Latest Article|September 3, 2020|Free
::Making Grown Men Cry Since 1992
3 min read
Angry, punked-out and electric are apt adjectives to describe The Prodigy’s new album The Day Is My Enemy. But what’s behind the resurgence of a band many believe hit their peak in the late ’90s with The Fat of the Land and controversial rave-up single “Smack My Bitch Up”? It must have to do with the perception that Liam Howlett’s electro ensemble retains a certain amount of gravitas and cachet among both aging ravers and up-and-coming circuit-headed punks. Alternately, it could be that what Howlett and his mates do is damn good. In the case of the band’s latest, it’s a potent combination of both conceits, hard at work and just plain hard. From the blistering title track through crunchy brain-smashers like “Nasty” and “Wall of Death,” The Prodigy proves itself still quite capable of starting fires and leaving them to burn as the world watches and then dances with macabre fascination.
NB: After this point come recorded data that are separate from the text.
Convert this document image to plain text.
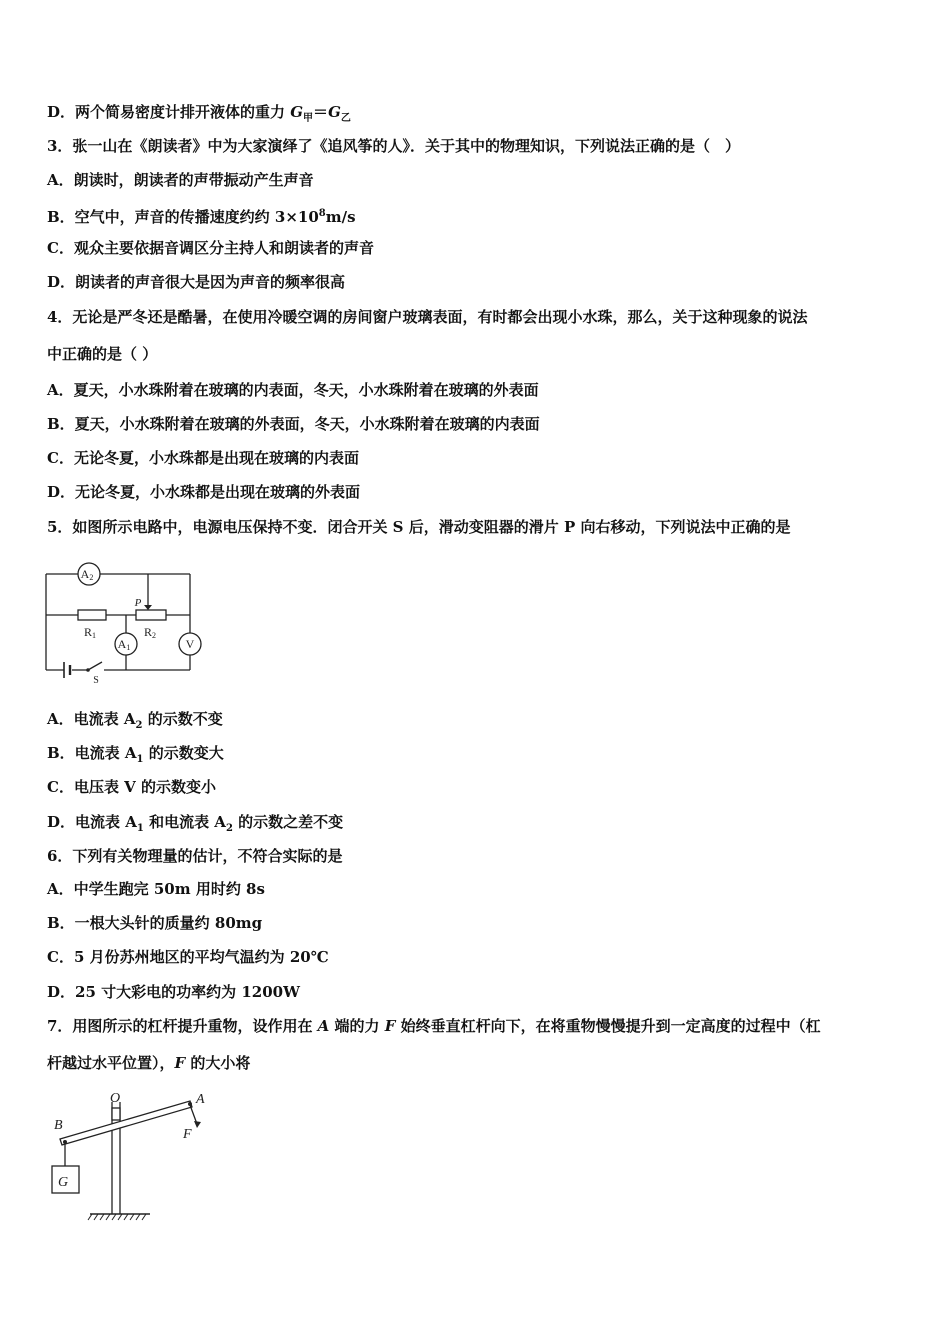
D．两个简易密度计排开液体的重力 $G_甲=G_乙$
3．张一山在《朗读者》中为大家演绎了《追风筝的人》．关于其中的物理知识，下列说法正确的是（　）
A．朗读时，朗读者的声带振动产生声音
B．空气中，声音的传播速度约约 $3\times 10^8m/s$
C．观众主要依据音调区分主持人和朗读者的声音
D．朗读者的声音很大是因为声音的频率很高
4．无论是严冬还是酷暑，在使用冷暖空调的房间窗户玻璃表面，有时都会出现小水珠，那么，关于这种现象的说法
中正确的是（ ）
A．夏天，小水珠附着在玻璃的内表面，冬天，小水珠附着在玻璃的外表面
B．夏天，小水珠附着在玻璃的外表面，冬天，小水珠附着在玻璃的内表面
C．无论冬夏，小水珠都是出现在玻璃的内表面
D．无论冬夏，小水珠都是出现在玻璃的外表面
5．如图所示电路中，电源电压保持不变．闭合开关 S 后，滑动变阻器的滑片 P 向右移动，下列说法中正确的是
A2
A1	V
R1	R2
P
S
A．电流表 $A_2$ 的示数不变
B．电流表 $A_1$ 的示数变大
C．电压表 V 的示数变小
D．电流表 $A_1$ 和电流表 $A_2$ 的示数之差不变
6．下列有关物理量的估计，不符合实际的是
A．中学生跑完 50m 用时约 8s
B．一根大头针的质量约 80mg
C．5 月份苏州地区的平均气温约为 20℃
D．25 寸大彩电的功率约为 1200W
7．用图所示的杠杆提升重物，设作用在 A 端的力 F 始终垂直杠杆向下，在将重物慢慢提升到一定高度的过程中（杠
杆越过水平位置），F 的大小将
O	A
B
F
G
Ah, Death Cab For Cutie … I loved 2003’s Transatlanticism, and I still listen to it, considering my own European past as Ben Gibbard’s voice trails off into a presumably tortured nothingness. I was genuinely moved when Gibbard’s marriage to Zooey Deschanel came apart publically and then sonically. I’ll always be in his corner, mostly because anyone who references The Bonzo Dog Band in such reverential tones is a friend of mine. As far as Gibbard’s new album Kintsugi is concerned, it has given me the ammunition needed to keep on keepin’ on. Kintsugi provides more of the same, epic song-writing aesthetics, pop music references and longingly plaintive discourses that have made Death Cab For Cutie more than just another brilliant yet forgotten emo project. And tunes like “Black Sun,” “You’ve Haunted Me All My Life” and closer “Binary Sea” illuminate the band as survivors whose vitality—while dependent on pathos—is never overshadowed by it.
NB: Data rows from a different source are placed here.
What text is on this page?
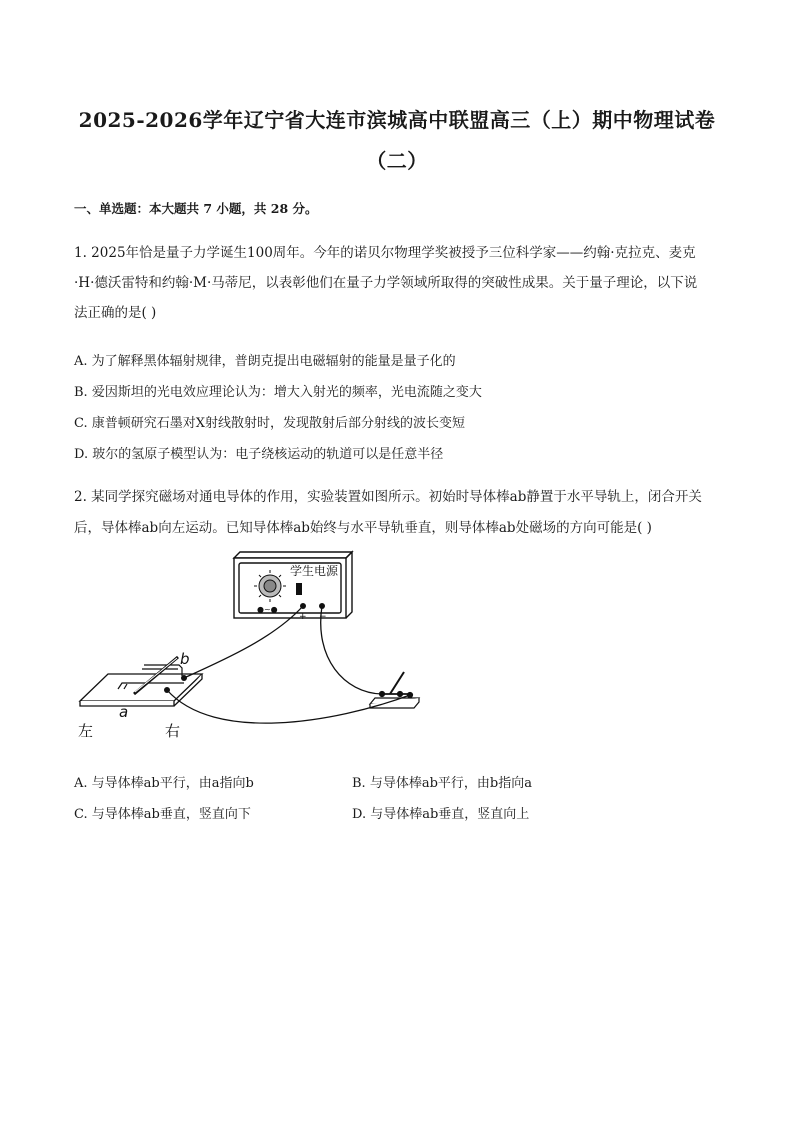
2025-2026学年辽宁省大连市滨城高中联盟高三（上）期中物理试卷
（二）
一、单选题：本大题共 7 小题，共 28 分。
1. 2025年恰是量子力学诞生100周年。今年的诺贝尔物理学奖被授予三位科学家——约翰·克拉克、麦克
·H·德沃雷特和约翰·M·马蒂尼，以表彰他们在量子力学领域所取得的突破性成果。关于量子理论，以下说
法正确的是( )
A. 为了解释黑体辐射规律，普朗克提出电磁辐射的能量是量子化的
B. 爱因斯坦的光电效应理论认为：增大入射光的频率，光电流随之变大
C. 康普顿研究石墨对X射线散射时，发现散射后部分射线的波长变短
D. 玻尔的氢原子模型认为：电子绕核运动的轨道可以是任意半径
2. 某同学探究磁场对通电导体的作用，实验装置如图所示。初始时导体棒ab静置于水平导轨上，闭合开关
后，导体棒ab向左运动。已知导体棒ab始终与水平导轨垂直，则导体棒ab处磁场的方向可能是( )
学生电源
●~●
+ −
b
a
左	右
A. 与导体棒ab平行，由a指向b	B. 与导体棒ab平行，由b指向a
C. 与导体棒ab垂直，竖直向下	D. 与导体棒ab垂直，竖直向上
Aussie Courtney Barnett succeeds musically where many of her generational peers have failed, getting distracted by fame or otherwise letting their muses surrender to mediocrity. Possessed of superb songwriting skills and the ability to distill everyday events into poetry of the highest order, Barnett proves she’s here to stay. Earlier, shorter releases gave solid clues about the possibility that Barnett was capable of greatness. But her first fully formed record Sometimes I Sit and Think, and Sometimes I Just Sit launches the whole proposition into space and explodes over a world that’s just waiting for someone to take up where Joni Mitchell, Norah Jones and Bjork left off. Barnett’s band on this endeavor absolutely assists with her star-strewn progression into somethingness. The work on this debut full-length is exemplified by songs like “Elevator Operator,” “Depreston” and “Pedestrian at Best,” demonstrating that some of today’s most thrilling sounds come from the Land Down Under.